(The Green Mile)
1999
de: Frank Darabont
avec: Tom Hanks, Michael Clarke Duncan, David Morse
Lorsqu’on évoque Stephen King, on associe plus aisément l’auteur au registre de l’horreur qu’à autre chose. Et pourtant, quand on creuse un peu sa bibliographie, on se rend compte que même s’il reste en général dans le registre du fantastique, l’auteur tente régulièrement des incursions sur d’autres terres, plus grand public. Alors on aurait pu évoquer le domaine de l’aventure pure avec “La tour sombre”, une licence mort-née, mais intéressons-nous plutôt à l’adaptation cinématographique de “La ligne verte”, un de ses récits les plus ouverts et humains.
« La ligne verte”, c’est ainsi qu’est surnommé le couloir de la mort dans la prison où travaille Paul (Tom Hanks). Le quotidien de la petite équipe de gardiens chargée de veiller à l’ordre dans cette aile de la prison va être bouleversé par l’arrivé de John (Michael Clarke Duncan), un homme noir massif dans une Amérique encore prompte au racisme et qu’on accuse du meurtre de deux petites filles. On va rapidement découvrir que John possède le pouvoir incroyable de soigner les pires blessures comme par miracle après un simple toucher.
On attaque donc par le plus évident: en adaptant un auteur célèbre, le film présente des personnages trop écrits. Ce qui passe en livre est ici plus lourdeau, comme la manière très tranchée qu’a le film de restituer des protagonistes forcément bons ou mauvais. Au contraire de la vie réelle, “La ligne verte” trace clairement une ligne (sic) entre bien et mal qui aurait pu être fatale si le film ne s’appuyait pas sur un excellent casting général.
Mais franchement, ça n’excuse pas totalement le parti-pris d’affirmer des méchants franchement pas beaux. Le maton vicieux, ou le co-détenu cinglé, on le sentait venir à des kilomètres. Le film utilise en fait de bonnes grosses ficelles bien usées et qui pourtant donne un résultat incroyablement attachant.
« Le grand Shaq’! »
La structure du film aide à faire admettre cet enchevêtrement de destins liés par la fatalité. En cassant sa temporalité par moments, ou en délaissant ponctuellement certains problèmes pour y revenir plus tard, le long-métrage trouve une cadence franchement plaisante, à tel point que les 3 heures fièrement affichées par le film ne passent que comme une poignée de minutes plaisantes.

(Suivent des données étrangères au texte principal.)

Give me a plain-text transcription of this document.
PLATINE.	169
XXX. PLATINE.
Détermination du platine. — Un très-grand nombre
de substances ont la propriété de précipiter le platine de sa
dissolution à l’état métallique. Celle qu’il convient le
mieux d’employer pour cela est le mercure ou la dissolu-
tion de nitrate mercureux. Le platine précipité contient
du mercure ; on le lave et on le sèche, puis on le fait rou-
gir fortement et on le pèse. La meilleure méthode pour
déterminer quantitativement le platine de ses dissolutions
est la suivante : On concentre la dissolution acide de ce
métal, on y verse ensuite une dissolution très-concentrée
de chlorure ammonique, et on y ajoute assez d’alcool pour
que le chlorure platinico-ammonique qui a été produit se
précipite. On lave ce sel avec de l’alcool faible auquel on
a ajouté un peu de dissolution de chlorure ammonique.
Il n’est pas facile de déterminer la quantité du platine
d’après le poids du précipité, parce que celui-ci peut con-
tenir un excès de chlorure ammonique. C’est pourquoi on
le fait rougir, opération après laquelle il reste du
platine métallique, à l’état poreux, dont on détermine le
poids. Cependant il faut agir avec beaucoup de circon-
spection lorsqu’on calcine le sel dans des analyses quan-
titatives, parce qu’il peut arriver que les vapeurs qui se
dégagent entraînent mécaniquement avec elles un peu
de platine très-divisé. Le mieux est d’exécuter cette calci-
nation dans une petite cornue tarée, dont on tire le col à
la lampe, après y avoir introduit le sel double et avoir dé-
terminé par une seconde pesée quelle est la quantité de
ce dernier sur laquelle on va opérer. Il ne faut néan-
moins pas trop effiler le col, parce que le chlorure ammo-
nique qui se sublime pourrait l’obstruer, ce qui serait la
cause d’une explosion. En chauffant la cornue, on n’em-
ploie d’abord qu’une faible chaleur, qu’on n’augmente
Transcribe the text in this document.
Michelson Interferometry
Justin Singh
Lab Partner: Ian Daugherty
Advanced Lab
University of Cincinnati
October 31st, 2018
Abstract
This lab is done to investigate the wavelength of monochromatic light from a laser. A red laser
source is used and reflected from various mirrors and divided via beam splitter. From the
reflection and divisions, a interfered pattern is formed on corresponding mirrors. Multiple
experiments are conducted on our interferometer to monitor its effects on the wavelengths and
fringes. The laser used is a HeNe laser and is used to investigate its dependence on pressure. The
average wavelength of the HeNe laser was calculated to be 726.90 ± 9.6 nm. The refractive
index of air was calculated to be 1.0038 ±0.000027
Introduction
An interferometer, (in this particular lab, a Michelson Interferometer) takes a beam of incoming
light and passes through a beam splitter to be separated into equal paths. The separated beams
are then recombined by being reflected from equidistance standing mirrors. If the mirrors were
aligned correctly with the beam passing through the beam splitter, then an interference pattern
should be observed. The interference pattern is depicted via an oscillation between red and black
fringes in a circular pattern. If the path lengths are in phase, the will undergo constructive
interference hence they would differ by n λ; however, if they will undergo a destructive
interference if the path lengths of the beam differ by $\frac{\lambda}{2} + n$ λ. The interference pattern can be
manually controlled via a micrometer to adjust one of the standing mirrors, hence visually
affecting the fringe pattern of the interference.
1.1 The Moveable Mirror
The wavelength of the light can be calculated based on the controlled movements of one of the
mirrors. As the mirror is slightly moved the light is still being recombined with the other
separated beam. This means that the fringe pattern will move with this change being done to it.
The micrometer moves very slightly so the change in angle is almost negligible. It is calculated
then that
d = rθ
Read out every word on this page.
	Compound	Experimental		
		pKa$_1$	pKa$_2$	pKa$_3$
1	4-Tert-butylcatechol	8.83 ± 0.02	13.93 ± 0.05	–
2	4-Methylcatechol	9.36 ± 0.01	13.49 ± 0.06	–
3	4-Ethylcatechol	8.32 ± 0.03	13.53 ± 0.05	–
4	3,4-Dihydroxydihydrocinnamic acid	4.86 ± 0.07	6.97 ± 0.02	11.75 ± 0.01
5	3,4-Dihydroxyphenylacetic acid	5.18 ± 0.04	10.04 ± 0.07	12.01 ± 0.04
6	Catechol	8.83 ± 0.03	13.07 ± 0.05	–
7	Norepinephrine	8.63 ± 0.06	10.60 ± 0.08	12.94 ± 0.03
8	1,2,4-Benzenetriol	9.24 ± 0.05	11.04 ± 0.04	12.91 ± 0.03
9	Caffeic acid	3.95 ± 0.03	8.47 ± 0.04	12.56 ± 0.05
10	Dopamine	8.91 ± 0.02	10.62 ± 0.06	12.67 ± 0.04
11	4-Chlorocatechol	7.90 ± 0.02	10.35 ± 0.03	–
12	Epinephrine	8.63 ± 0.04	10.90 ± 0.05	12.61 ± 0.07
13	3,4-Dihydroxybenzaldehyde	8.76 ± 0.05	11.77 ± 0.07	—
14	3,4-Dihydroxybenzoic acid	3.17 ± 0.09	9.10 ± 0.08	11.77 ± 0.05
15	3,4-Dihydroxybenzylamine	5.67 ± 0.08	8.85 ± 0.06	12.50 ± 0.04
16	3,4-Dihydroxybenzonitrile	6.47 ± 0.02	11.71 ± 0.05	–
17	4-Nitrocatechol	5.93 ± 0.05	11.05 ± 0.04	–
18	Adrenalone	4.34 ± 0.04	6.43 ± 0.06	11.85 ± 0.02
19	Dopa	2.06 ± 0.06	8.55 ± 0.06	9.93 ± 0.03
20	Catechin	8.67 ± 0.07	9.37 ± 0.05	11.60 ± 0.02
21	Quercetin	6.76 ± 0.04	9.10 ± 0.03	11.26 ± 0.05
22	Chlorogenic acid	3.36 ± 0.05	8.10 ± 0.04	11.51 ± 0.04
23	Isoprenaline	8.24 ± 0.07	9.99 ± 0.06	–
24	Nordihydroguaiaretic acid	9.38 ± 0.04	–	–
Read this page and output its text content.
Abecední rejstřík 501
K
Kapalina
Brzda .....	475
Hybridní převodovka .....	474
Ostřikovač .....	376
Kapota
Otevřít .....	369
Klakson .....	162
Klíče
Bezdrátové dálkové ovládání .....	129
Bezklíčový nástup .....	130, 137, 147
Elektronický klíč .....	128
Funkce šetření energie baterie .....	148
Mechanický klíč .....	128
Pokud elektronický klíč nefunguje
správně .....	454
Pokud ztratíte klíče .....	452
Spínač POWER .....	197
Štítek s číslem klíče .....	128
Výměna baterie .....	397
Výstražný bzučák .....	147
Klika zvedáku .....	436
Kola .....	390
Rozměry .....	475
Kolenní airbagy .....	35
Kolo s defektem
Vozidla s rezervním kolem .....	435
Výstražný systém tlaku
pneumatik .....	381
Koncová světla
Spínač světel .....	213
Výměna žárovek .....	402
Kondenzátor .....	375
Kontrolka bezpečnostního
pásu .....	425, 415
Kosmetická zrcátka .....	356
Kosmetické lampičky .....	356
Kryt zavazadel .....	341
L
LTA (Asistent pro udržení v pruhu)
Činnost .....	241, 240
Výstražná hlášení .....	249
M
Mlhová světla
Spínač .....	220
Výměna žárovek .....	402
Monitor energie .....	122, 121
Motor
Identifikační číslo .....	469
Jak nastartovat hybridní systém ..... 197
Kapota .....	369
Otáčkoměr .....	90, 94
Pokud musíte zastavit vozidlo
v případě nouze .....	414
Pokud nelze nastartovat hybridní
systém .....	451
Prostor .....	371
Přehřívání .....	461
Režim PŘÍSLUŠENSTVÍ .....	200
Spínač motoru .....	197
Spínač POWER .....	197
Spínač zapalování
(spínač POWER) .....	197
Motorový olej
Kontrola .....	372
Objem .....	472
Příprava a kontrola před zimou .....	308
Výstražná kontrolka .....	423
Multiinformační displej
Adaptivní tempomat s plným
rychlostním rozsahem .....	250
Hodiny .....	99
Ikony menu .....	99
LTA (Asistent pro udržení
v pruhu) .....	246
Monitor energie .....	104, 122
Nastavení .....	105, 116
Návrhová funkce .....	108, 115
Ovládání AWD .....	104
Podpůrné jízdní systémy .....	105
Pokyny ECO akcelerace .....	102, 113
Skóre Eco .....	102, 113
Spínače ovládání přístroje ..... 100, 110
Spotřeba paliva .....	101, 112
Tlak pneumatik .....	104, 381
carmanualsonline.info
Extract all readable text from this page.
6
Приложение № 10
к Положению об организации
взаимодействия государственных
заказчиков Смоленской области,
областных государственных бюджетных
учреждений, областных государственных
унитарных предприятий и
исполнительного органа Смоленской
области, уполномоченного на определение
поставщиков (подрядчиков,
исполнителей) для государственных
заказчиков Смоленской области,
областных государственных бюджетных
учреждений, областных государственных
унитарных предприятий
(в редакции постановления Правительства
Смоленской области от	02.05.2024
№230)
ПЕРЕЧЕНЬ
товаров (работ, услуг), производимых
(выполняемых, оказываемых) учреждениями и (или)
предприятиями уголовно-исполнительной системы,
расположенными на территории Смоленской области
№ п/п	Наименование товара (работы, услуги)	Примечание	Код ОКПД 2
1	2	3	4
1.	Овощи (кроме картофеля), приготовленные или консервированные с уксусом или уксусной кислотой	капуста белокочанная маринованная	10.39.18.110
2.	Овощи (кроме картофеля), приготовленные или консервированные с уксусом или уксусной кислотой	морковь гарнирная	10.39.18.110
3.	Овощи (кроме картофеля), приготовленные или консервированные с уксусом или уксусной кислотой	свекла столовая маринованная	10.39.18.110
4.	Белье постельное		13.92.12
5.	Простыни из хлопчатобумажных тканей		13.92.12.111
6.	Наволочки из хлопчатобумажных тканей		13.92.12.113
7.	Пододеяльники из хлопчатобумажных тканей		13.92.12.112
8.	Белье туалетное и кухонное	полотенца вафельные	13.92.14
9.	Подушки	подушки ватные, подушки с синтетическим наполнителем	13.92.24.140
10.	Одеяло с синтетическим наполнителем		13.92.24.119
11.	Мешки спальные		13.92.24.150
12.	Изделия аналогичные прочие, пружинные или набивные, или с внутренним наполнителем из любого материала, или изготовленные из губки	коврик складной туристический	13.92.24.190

Ce découpage, le film va y revenir un peu trop souvent et ne pas proposer grand chose d’autre à se mettre sous la dent en terme de mise en scène. Un travail intéressant sur la lumière, certes, mais pour le reste on reste dans l’académique, réussi mais un peu déjà-vu.
Une réalisation qui impose immédiatement une date de péremption au film: s’il est toujours plaisant à voir aujourd’hui, les codes qu’il utilise sont déjà datés et peuvent par instants se faire sentir bien trop intensément.
Son aspect larmoyant par nature, on l’a un peu vécu de manière trop souligné. Mais c’est surtout la place faite à la religion qui nous a le plus embarrassé. Le film impose assez nettement l’existence de Dieu comme un fait établi et partagé par tous. Alors que Paul est effaré par la peine capitale qu’il devra un jour infliger à John, il ne s’interroge jamais sur l’existence d’un être supérieur, mais simplement de la mission qui est la sienne face à un “miracle”. Un peu trop américain.
Foncez! On pourrait croire qu’on a pas aimé “La ligne verte” à la lecture alors que si, nous aussi on a un cœur! Mais allez-y rapidement car on ne sait pas si le film passera encore longtemps l’épreuve des années.